According to the International Crisis Group, an independent conflict prevention organisation, 464 civilians lost their lives since the end of the ceasefire. Majority of these individuals have been killed in urban clashes in the south-east or in PKK’s bomb attacks in metropolitan centres.
According to the most recent data updated on March 6, in two-and-a-half years, at least 1,140 members of the state security forces, including police officers, soldiers and village guards -a Kurdish paramilitary force established in the 1980s by the Turkish military to combat the PKK- died.
More than half of the death toll belongs to PKK, that has fought a three-decade armed campaign for Kurdish self-rule in Turkey. 2,453 members of the armed group and affiliates active in Turkey have been killed, the organisation said.

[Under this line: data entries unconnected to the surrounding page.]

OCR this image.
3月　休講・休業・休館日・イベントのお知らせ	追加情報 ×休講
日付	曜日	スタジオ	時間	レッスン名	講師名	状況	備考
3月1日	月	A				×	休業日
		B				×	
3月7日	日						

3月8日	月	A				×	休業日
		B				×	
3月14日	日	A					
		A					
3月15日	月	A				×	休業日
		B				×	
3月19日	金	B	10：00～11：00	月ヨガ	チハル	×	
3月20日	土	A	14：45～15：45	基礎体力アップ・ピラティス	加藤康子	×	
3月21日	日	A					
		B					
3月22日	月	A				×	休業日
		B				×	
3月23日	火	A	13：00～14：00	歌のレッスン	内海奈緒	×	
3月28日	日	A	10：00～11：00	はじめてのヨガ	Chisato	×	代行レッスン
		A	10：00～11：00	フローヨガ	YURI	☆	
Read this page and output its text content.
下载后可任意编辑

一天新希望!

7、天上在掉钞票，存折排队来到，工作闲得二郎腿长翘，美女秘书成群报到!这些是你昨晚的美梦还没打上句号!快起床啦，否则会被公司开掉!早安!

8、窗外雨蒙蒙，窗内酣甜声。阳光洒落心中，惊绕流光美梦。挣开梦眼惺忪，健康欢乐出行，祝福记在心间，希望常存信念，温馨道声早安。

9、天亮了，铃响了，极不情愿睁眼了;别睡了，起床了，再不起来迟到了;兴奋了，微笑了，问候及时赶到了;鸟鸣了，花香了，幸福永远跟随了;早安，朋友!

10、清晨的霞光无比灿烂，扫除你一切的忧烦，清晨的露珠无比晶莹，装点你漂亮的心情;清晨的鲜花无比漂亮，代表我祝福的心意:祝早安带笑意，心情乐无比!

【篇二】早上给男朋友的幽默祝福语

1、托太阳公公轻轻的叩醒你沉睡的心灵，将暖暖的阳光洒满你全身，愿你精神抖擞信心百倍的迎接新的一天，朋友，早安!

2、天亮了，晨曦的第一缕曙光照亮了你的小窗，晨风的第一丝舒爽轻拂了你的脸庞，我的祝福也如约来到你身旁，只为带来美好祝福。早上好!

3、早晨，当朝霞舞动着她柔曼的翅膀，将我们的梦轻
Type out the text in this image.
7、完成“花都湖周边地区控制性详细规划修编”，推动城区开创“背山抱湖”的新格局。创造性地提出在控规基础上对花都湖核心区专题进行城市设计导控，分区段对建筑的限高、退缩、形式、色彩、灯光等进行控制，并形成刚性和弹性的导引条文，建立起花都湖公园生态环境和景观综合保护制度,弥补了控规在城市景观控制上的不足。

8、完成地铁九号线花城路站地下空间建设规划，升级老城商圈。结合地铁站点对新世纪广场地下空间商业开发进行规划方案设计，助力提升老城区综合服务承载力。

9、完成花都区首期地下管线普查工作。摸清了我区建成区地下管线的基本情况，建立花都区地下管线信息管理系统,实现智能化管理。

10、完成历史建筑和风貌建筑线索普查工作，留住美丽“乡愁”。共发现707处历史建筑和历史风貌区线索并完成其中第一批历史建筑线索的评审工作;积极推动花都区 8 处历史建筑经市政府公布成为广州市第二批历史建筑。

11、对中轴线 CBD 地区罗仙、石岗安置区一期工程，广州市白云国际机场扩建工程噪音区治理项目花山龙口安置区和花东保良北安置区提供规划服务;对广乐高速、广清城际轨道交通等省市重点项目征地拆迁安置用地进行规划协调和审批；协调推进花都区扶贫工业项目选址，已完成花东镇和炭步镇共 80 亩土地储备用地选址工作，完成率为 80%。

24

Ankara says that more than ten thousand militants have been “neutralised” since the resumption of hostilities in July 2015, however, Crisis Group said its figures should not be seen as a refutation of fatality claims made by the Turkish government.
Some 223 individuals of unknown affiliation also died in areas of clashes, overwhelmingly in the southeastern urban zones where the Turkish state declared several long-lasting military curfews, the group said.
The fatality rate in the conflict, concentrated in predominantly Kurdish southeastern cities Diyarbakır, Şırnak, Mardin and Hakkari, peaked in the winter of 2015/2016, according to Crisis Group.
The PKK is designated as a terrorist organisation by Turkey, the United States, and the European Union.